Tomatoes: Watch for pests, disease, and nutritional disorders on tomato plants. See Home Tomato Gardening.
Summer survivior varieties include: most cherry tomatoes, wild Everglades, Sunmaster, solar fire, florilina, and homestead. Try to avoid placing plants in scorching sun.
Recognize that bird song? The spring air is filled with the music of mating and nesting birds.
Happy Summer! Gardening in our sandy soil is never easy and during sweltering summer days, it’s not even pleasant. But, in the morning’s dawning and in the long, lovely evenings there is usually a sea breeze to bless your labors. And the sultry season with its slower pace gives you time to spend indoors learning and dreaming of your ideal garden. Exploring books, magazines, and the internet you’ll find boundless riches of inspiration and know-how. The more you know the less work you’ll have to do, I promise. Garden knowledge helps you achieve a beautiful and satisfying garden with less effort and you’ll avoid a lot of disappointment.
So, when it’s just too hot, humid, and buggy to be outdoors, dive in and educate yourself about your soil, zone 10-A plants adapted to your landscape situation and your available level of care. Use the dog days of summer to create a landscape plan. Keeping in mind the basic principles of garden design consider how you want your garden to look in a year, two years, even five years from now.
ELEMENTS OF LANDSCAPE DESIGN
WHAT TO PLANT
Annuals: Annuals that can take full sun during the increasingly hot summer months include celosia, portulaca, vinca, and some coleus. See Annuals
Palms: Summer's warm, rainy months are the perfect time to plant palms. Make sure not to cover the trunk with soil. See Palms
Herbs: Plant heat-loving herbs, including basil, ginger, summer savory, cumin, Mexican tarragon, and rosemary. See Herbs
Vegetables: Plant okra, southern pea, calabaza, Malabar spinach, and sweet potato. It is too late to plant tomatoes except for seedling cherries and wild Everglades.
WHAT TO DO
Deadhead spent flowers to stimulate new blooms.

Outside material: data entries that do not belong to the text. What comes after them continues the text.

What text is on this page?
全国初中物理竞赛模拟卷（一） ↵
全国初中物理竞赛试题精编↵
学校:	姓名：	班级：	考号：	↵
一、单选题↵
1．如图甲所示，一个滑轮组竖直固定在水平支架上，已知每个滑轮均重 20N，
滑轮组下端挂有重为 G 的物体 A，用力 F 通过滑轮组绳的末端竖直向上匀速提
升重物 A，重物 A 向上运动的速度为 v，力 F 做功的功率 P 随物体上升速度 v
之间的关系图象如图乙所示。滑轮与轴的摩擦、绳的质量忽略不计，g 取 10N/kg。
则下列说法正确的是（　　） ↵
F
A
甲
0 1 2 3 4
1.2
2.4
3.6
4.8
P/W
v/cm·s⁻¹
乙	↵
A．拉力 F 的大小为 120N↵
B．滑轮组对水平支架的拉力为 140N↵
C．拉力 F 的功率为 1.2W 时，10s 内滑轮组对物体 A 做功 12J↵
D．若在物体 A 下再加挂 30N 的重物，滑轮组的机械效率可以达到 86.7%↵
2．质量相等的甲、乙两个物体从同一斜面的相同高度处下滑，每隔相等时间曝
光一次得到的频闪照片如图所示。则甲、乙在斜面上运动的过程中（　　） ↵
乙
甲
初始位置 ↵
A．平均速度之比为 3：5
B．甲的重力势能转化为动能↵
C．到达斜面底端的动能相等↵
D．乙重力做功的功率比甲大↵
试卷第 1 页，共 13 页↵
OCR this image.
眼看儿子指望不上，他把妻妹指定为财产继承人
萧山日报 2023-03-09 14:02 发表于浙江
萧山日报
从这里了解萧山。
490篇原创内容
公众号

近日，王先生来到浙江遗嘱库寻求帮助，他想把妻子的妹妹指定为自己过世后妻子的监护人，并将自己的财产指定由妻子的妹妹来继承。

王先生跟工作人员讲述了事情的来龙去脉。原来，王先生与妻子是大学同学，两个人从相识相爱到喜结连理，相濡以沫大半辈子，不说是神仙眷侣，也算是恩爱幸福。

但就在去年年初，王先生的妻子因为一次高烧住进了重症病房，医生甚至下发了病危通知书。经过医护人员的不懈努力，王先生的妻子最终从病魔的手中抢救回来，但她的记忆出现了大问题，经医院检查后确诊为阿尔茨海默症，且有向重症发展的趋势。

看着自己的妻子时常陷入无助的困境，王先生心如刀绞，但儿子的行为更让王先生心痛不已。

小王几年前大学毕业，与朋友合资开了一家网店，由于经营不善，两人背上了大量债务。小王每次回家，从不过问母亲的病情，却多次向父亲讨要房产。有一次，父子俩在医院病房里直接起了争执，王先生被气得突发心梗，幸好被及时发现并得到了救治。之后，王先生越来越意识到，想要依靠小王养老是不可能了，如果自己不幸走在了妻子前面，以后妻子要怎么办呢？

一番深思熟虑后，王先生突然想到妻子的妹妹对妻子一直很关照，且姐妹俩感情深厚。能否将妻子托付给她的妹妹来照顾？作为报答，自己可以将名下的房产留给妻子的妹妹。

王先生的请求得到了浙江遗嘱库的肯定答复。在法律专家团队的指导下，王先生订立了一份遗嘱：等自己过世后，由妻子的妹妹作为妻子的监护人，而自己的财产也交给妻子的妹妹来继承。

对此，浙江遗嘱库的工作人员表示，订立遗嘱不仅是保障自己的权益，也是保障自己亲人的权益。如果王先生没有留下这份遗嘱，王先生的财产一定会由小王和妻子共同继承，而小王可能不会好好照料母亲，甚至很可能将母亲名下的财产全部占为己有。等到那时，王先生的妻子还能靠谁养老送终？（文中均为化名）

Pests: Monitor the landscape and garden weekly for harmful insects. Knowing which insects attack a plant can aid in identification and treatment. See Landscape Pest Management
Mow lawns at recommended heights: •
St. Augustine & Bahia: 3-4”,
Dwarf St. Augustine: 2.5”,
Irrigation: Watch for drought stress and water as needed if rainfall has been spotty. Focus on new plantings and follow watering restrictions. When rains begin, shut down the irrigation system. See Landscape Irrigation
Propagation: Produce more plants by air layering, grafting, division, or cuttings. See Seeds and Propagation (Land and Garden):
Palms and cycads: Watch for nutrient deficiencies or other problems and use an appropriate treatment. Keep lawn fertilizers away from the root zone. See Palm Care
Pruning: Lightly prune summer-flowering shrubs, like hibiscus, oleander, Ixora, and crape myrtle, during the warmer months because they bloom on new growth. See Pruning Landscape Trees and Shrubs
Summer is hot and we are all inside but the gardens look beautiful from the air conditioning.